Selanjutnya, Ayat 2b menerangkan, dalam melakukan pencegahan, pemerintah berwenang melakukan pemutusan akses dan atau memerintahkan penyelenggara sistem elektronik untuk melakukan pemutusan akses terhadap informasi elektronik dan atau dokumen elektronik yang muatan melanggar hukum.
“Saya berharap bisa secepatnya (dicabut). Namun masih belum ada indikasi dari sisi waktu sampai sekarang,” katanya.
Dalam memblokir akses layanan data telekomunikasi ini, Rudiantara memastikan bahwa dirinya berkoordinasi dengan penegak hukum. Di samping menghubungi personel lapangan, Rudiantara juga sudah berkoordinasi dengan Kepala Kepolisian Negara RI (Polri).

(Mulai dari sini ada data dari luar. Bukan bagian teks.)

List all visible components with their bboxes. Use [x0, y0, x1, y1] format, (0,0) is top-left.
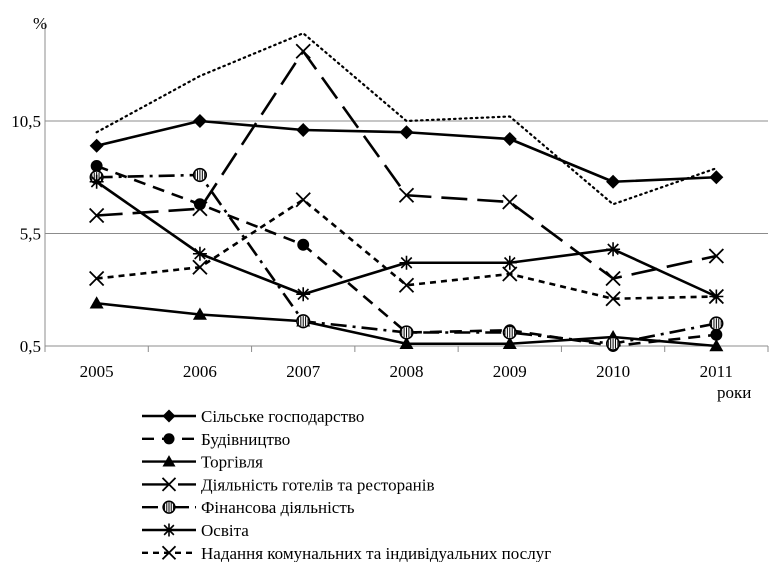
data-point: [89, 270, 105, 287]
legend-marker: [161, 477, 177, 492]
x-tick-label: 2011: [700, 362, 733, 381]
legend: Сільське господарство Будівництво Торгівля…: [142, 407, 551, 562]
data-point: [502, 255, 517, 270]
series-group: [89, 32, 724, 352]
data-point: [192, 259, 208, 275]
series-line: [95, 180, 717, 298]
series-3: [89, 296, 724, 352]
x-tick-labels: 2005 2006 2007 2008 2009 2010 2011: [80, 362, 733, 381]
data-point: [399, 255, 414, 270]
legend-marker: [162, 523, 176, 537]
series-1: [89, 114, 724, 189]
data-point: [192, 307, 207, 320]
data-point: [295, 43, 311, 59]
legend-item: Фінансова діяльність: [142, 498, 355, 517]
legend-label: Діяльність готелів та ресторанів: [201, 475, 435, 494]
x-tick-label: 2008: [390, 362, 424, 381]
data-point: [193, 198, 206, 211]
series-7: [89, 192, 724, 307]
data-point: [399, 336, 414, 349]
series-line: [95, 32, 718, 206]
legend-item: Торгівля: [142, 453, 263, 472]
legend-label: Фінансова діяльність: [201, 498, 355, 517]
series-4: [89, 43, 724, 287]
data-point: [295, 192, 311, 208]
data-point: [606, 242, 621, 257]
data-point: [502, 132, 517, 146]
legend-item: Сільське господарство: [142, 407, 364, 426]
y-tick-label: 0,5: [20, 337, 41, 356]
data-point: [89, 296, 104, 309]
y-tick-label: 5,5: [20, 225, 41, 244]
data-point: [398, 187, 415, 203]
x-tick-label: 2005: [80, 362, 114, 381]
gridlines: [45, 120, 768, 347]
data-point: [89, 174, 104, 189]
series-8: [95, 32, 718, 206]
legend-label: Освіта: [201, 521, 249, 540]
data-point: [399, 125, 414, 140]
legend-item: Будівництво: [142, 430, 290, 449]
data-point: [192, 201, 208, 217]
data-point: [708, 248, 724, 264]
data-point: [89, 207, 105, 224]
series-line: [96, 198, 717, 301]
legend-marker: [161, 545, 177, 560]
y-axis-label: %: [33, 14, 47, 33]
data-point: [709, 170, 724, 185]
data-point: [502, 194, 518, 210]
x-tick-label: 2010: [596, 362, 630, 381]
legend-item: Освіта: [142, 521, 249, 540]
data-point: [708, 288, 724, 305]
data-point: [398, 277, 415, 293]
x-axis-label: роки: [717, 383, 751, 402]
data-point: [192, 114, 207, 128]
data-point: [710, 328, 723, 341]
legend-marker: [162, 409, 176, 423]
data-point: [296, 287, 311, 302]
legend-item: Діяльність готелів та ресторанів: [142, 475, 435, 494]
data-point: [90, 160, 103, 172]
legend-marker: [163, 433, 175, 445]
x-tick-label: 2007: [286, 362, 321, 381]
legend-label: Сільське господарство: [201, 407, 364, 426]
x-tick-label: 2006: [183, 362, 217, 381]
legend-marker: [162, 455, 176, 467]
data-point: [502, 266, 518, 282]
data-point: [709, 339, 724, 352]
legend-item: Надання комунальних та індивідуальних по…: [142, 544, 551, 562]
data-point: [605, 291, 621, 307]
data-point: [606, 174, 621, 189]
legend-label: Торгівля: [201, 453, 263, 472]
x-tick-label: 2009: [493, 362, 527, 381]
y-tick-labels: 0,5 5,5 10,5: [11, 112, 41, 356]
data-point: [296, 123, 311, 137]
legend-label: Будівництво: [201, 430, 290, 449]
series-5: [89, 167, 724, 351]
data-point: [192, 246, 207, 261]
data-point: [89, 138, 104, 153]
y-tick-label: 10,5: [11, 112, 41, 131]
data-point: [297, 238, 310, 251]
data-point: [502, 336, 517, 349]
series-line: [96, 49, 717, 280]
legend-label: Надання комунальних та індивідуальних по…: [201, 544, 551, 562]
data-point: [605, 270, 621, 287]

“Mana berani saya melakukan hal ini tanpa berkoordinasi dengan penegak hukum,” lanjutnya.
Pemblokiran akses layanan data telekomunikasi memicu reaksi keras dari elemen masyarakat sipil. Pada 23 Agustus lalu, gabungan masyarakat sipil menyomasi Presiden dan Menteri Komunikasi dan Informatika Rudiantara. Dalam somasinya, Presiden dituding telah melakukan perbuatan melanggar hukum dengan membiarkan Rudiantara bertindak di luar batas-batas hukum.
UU Nomor 19 Tahun 2016 tentang Informasi dan Transaksi Elektronik (ITE) menyatakan bahwa pencegahan penyebarluasan dan penggunaan informasi elektronik atau dokumen elektronik yang dapat dibatasi pemerintah hanya untuk konten yang memiliki muatan yang dilarang peraturan perundang-undangan.
Dengan arti kata lain, pemutusan akses hanya dapat dilakukan kepada muatan yang melanggar UU, bukan layanan akses secara keseluruhan.
Peneliti Institute for Criminal Justice Reform (ICJR) Institute for Criminal Justice Reform (ICJR), Ari Pramuditya, menyatakan, elemen masyarakat sipil sedang mempertimbangkan untuk menggugat pemerintah di pengadilan.